Carbon Monoxide Detectors are Required for Safety

Carbon Monoxide Detectors Must be Installed to Protect

Carbon Monoxide Detectors Save Lives

Carbon monoxide detectors are critical to avoid death and injury after a carbon monoxide leak because CO is an odorless invisible gas. Carbon Monoxide Detectors are required to warn when inside air becomes toxic. A carbon monoxide detector is nothing much more complicated than a smoke detector, except that it is calibrated to alarm at the presence of carbon monoxide, not smoke. People die from carbon monoxide poisoning. Those who don’t may be left disabled for life. Even those who manage to go back to work and some semblance of normal function can look forward to increasing difficulty as they age.

Carbon Monoxide Detectors are Cost Justified

carbon monoxide dectectors to keep your family safe

Carbon Monoxide Detectors will warn people of the presence of CO and are the only way to know that this invisible, odorless and deadly gas is present. Carbon monoxide detectors cost under $25. Shown here is a plug in Kidde detector which sells for $23 on Amazon.

All of that to avoid the $23 cost of a carbon monoxide detector. However, we recommend a more expensive detector if at all possible as the normal retail detectors won’t warn about all chronic carbon monoxide exposures. Click here for more about Chronic Carbon Monoxide Poisoning.

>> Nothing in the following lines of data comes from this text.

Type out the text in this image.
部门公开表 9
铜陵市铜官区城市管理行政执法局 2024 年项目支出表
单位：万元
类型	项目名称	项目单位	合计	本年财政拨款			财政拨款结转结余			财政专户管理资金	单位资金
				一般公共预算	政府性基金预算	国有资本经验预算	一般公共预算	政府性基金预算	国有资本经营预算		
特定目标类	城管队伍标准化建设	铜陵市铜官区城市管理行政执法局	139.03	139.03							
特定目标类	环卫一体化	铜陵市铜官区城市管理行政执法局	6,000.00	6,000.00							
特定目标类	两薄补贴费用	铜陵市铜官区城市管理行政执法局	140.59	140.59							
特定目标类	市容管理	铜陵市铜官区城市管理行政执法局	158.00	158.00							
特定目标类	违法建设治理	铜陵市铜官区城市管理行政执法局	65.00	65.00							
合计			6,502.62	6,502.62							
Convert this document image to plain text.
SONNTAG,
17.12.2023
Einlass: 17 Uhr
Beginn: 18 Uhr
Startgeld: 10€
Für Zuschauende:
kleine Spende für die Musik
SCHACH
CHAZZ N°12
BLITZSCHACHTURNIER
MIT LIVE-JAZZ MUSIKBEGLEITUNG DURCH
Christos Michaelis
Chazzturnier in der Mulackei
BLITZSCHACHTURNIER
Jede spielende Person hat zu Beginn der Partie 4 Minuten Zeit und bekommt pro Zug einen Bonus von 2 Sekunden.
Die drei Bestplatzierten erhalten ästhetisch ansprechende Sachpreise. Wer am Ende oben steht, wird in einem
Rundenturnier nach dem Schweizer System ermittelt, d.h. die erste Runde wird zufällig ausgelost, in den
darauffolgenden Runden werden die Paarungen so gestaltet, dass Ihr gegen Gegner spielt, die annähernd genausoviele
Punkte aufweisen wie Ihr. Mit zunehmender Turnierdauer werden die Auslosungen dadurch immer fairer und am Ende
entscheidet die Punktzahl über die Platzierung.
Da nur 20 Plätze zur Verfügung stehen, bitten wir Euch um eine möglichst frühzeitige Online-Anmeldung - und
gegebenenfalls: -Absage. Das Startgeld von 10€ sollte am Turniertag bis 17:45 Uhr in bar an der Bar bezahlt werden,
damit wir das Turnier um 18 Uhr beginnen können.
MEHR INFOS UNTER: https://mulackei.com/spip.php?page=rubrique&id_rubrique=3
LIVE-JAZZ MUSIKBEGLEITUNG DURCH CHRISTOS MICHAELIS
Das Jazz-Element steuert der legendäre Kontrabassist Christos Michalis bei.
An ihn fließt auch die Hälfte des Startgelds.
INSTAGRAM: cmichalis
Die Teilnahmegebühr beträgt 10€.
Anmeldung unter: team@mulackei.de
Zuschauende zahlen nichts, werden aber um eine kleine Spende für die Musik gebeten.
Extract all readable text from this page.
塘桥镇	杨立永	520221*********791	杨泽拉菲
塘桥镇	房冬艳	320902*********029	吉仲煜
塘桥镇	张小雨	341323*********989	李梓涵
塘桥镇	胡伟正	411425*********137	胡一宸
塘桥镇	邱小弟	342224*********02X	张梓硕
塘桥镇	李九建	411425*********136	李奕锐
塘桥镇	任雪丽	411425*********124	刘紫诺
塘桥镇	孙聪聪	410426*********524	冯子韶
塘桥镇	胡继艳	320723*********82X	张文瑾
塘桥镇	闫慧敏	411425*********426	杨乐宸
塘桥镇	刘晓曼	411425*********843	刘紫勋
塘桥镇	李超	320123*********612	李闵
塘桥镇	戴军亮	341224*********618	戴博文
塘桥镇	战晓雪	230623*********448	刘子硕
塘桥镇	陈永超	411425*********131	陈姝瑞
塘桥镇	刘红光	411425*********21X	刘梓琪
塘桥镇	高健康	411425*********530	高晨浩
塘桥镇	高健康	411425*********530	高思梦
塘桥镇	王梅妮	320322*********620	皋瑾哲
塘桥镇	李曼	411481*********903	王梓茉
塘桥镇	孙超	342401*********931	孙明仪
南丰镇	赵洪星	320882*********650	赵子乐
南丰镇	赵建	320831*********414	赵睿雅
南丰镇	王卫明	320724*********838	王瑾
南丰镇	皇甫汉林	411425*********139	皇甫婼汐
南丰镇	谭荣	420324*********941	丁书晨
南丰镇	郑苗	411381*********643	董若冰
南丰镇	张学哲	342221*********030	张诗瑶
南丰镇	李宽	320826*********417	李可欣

Any establishment where there wasn’t a carbon monoxide detector at the time of a carbon monoxide poisoning should be held liable for all death and injury, regardless of whether there is a specific state statute requiring detectors. There is a growing movement to require them in all hotel rooms with states having past such laws. Lawsuits that we have been involved in have not only changed state laws, but also saved hundreds of other school kids from a serious exposure in a poisoning event in Chicago.

The tough question on carbon monoxide detectors is whether the standard detectors are sensitive enough to prevent chronic carbon monoxide poisoning. Most standard detectors don’t alarm until there has been a consistent concentration of carbon monoxide in the room air longer than is safe. We recommend that everyone consider a detector that will alarm at much lower levels and keeps a readout of low level concentrations in the room.